En cas d'impossibilité pour un contribuable de verser la somme réclamée par le Trésor public, il peut lui adresser une demande de remise. Et ces demandes auraient bondi de 22 % en 3 ans, selon une information révélée ce lundi par le site de RTL.

Être exempté d'impôts, c'est possible

"Si vous rencontrez des difficultés, cela ne vous coûte rien de demander" explique donc le site de la radio. Et pour cause, les motifs de demande de remise sont nombreux, et si votre dossier est apprécié à sa juste valeur, vous avez une chance non négligeable d'être exempté d'impôts. En fonction de votre situation fiscale, le service des impôts dont dépend votre lieu d'imposition vérifiera les raisons d'une telle demande : perte de revenus en cas de chômage, décès du conjoint, séparation, invalidité, maladie, accumulation d'arriérés etc…

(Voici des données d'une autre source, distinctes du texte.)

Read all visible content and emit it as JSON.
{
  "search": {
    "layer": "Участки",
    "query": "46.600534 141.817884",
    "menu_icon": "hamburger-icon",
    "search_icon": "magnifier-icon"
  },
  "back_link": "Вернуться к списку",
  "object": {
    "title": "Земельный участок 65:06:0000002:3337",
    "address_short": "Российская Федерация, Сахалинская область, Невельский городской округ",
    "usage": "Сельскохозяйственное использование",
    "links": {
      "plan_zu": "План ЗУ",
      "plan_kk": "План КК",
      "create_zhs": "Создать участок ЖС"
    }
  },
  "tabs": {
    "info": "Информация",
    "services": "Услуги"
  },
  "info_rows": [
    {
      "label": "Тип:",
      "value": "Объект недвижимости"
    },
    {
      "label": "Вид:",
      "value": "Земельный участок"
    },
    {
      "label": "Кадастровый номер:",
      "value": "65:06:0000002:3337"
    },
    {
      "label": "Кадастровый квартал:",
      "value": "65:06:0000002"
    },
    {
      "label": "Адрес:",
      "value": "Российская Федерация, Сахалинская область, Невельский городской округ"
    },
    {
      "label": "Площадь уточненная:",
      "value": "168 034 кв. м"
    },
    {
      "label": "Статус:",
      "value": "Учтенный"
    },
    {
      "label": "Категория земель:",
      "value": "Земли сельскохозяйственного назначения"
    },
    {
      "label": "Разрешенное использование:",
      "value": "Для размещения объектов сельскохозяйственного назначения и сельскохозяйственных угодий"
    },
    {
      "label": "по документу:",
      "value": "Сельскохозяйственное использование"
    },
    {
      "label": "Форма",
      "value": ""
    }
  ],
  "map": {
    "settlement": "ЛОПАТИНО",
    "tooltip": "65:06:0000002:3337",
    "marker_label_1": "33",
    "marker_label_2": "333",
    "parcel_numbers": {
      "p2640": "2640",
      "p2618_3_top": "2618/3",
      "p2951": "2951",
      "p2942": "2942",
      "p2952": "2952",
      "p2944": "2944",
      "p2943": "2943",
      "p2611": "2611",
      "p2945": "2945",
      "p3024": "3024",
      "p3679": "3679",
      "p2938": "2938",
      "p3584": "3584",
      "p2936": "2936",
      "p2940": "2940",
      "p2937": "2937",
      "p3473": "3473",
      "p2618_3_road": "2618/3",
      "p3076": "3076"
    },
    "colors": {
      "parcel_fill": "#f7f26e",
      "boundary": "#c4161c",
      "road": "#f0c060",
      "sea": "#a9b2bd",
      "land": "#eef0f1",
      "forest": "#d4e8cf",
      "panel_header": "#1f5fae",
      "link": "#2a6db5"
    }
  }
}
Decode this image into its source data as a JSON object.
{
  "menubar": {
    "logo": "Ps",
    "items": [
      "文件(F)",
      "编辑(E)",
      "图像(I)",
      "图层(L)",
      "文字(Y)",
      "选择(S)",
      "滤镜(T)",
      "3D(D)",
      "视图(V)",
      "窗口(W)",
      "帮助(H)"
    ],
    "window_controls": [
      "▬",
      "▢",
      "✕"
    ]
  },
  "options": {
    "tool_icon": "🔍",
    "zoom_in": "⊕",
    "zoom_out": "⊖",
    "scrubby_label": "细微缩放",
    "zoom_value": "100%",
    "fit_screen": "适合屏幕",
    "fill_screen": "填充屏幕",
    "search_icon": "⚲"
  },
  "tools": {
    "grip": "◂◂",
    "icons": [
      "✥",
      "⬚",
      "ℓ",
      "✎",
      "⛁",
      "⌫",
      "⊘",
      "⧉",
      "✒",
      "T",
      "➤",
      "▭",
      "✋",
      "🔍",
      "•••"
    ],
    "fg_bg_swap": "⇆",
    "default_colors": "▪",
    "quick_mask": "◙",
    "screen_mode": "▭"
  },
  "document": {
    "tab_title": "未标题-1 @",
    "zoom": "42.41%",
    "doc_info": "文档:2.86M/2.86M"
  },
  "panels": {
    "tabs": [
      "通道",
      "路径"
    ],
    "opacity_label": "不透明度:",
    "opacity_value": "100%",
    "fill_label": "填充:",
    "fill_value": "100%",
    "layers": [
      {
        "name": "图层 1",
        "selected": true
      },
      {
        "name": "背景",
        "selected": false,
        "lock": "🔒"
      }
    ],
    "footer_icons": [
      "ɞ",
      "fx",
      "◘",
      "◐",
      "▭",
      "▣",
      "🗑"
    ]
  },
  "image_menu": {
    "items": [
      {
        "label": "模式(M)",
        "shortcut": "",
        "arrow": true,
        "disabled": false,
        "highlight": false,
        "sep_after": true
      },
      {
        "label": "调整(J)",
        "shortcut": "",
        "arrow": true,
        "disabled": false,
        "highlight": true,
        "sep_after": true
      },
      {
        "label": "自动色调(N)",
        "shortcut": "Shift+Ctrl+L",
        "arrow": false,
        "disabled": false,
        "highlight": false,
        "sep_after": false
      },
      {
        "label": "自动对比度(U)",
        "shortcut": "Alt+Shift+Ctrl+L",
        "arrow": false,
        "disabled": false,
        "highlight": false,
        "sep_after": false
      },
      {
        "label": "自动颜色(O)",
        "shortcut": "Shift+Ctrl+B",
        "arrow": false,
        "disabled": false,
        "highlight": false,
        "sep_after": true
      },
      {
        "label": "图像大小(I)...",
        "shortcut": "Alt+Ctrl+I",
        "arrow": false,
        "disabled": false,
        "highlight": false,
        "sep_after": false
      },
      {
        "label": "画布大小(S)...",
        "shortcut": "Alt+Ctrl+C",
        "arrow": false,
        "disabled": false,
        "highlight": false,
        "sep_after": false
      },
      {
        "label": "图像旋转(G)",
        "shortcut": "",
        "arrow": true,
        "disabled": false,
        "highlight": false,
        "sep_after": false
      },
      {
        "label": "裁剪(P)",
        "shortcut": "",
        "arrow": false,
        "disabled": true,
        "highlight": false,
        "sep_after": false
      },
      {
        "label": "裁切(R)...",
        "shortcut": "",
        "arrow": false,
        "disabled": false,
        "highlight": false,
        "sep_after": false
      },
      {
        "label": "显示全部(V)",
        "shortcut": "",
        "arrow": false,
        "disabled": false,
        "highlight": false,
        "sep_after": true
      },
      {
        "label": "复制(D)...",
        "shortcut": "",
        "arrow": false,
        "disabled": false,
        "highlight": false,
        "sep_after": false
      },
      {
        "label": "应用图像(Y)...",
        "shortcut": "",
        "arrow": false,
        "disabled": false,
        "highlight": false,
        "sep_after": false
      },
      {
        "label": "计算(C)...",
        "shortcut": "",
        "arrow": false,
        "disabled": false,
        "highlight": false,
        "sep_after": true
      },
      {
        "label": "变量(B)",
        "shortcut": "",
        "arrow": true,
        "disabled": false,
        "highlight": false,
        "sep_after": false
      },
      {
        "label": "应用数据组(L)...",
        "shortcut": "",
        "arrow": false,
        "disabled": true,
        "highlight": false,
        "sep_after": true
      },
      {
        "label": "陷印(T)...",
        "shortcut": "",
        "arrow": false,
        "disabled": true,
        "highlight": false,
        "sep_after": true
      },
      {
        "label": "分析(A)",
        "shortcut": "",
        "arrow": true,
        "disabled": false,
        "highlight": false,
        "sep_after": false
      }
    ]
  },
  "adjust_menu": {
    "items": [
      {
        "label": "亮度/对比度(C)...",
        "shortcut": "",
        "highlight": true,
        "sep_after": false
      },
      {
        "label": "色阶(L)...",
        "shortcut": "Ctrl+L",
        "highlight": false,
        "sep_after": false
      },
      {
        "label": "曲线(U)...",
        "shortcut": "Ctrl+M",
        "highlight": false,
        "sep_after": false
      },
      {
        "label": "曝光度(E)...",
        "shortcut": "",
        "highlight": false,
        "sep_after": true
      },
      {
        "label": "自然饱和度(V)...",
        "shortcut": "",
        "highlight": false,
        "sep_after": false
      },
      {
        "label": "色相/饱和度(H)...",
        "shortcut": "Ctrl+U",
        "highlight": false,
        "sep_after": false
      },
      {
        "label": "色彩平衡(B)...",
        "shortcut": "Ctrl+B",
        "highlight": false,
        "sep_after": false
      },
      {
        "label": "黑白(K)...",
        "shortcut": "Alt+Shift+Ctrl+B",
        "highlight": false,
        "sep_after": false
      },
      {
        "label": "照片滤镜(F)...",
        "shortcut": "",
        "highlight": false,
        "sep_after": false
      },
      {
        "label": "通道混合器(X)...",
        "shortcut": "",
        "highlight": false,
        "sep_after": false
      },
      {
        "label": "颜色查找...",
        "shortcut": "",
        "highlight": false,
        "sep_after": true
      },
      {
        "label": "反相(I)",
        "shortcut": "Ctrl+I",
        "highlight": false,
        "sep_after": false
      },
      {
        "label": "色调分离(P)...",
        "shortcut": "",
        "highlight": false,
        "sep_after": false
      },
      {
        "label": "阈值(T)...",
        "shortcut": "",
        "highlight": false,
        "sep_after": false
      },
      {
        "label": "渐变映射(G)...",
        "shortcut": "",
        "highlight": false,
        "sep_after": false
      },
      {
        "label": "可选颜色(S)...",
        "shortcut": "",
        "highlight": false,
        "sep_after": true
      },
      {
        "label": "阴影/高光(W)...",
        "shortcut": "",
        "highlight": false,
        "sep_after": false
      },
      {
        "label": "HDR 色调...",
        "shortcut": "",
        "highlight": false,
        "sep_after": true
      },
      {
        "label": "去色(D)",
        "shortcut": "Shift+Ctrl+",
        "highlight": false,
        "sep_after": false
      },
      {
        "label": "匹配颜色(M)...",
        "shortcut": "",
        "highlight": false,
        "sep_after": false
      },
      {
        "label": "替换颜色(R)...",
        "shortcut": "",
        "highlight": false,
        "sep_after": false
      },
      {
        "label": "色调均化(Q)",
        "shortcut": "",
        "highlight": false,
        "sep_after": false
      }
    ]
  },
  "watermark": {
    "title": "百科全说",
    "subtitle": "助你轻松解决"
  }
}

Les demandes de remises d'impôts en forte hausse

Cette année, les demandes de remise ont augmenté de 8,8 % pour atteindre le nombre important d'1,1 million de demandes. Notez que dans le cas où l'administration ne répondrait pas à votre demande dans les deux mois qui suivent l'envoi du dossier, c'est que ce dernier a été rejeté. Cette décision gracieuse de rejet ou d'admission partielle pourra alors faire l'objet d'une contestation par voie de recours hiérarchique, ou judiciaire.

Reste que l'augmentation du nombre de ces demandes est inquiétante. Signe de la mauvaise santé économique de certains contribuables, mais aussi de l'augmentation sans précédent de la pression fiscale, le phénomène, s'il venait à se généraliser, pourrait devenir problématique pour le gouvernement, qui tire plus de 90 % de ses recettes des impôts.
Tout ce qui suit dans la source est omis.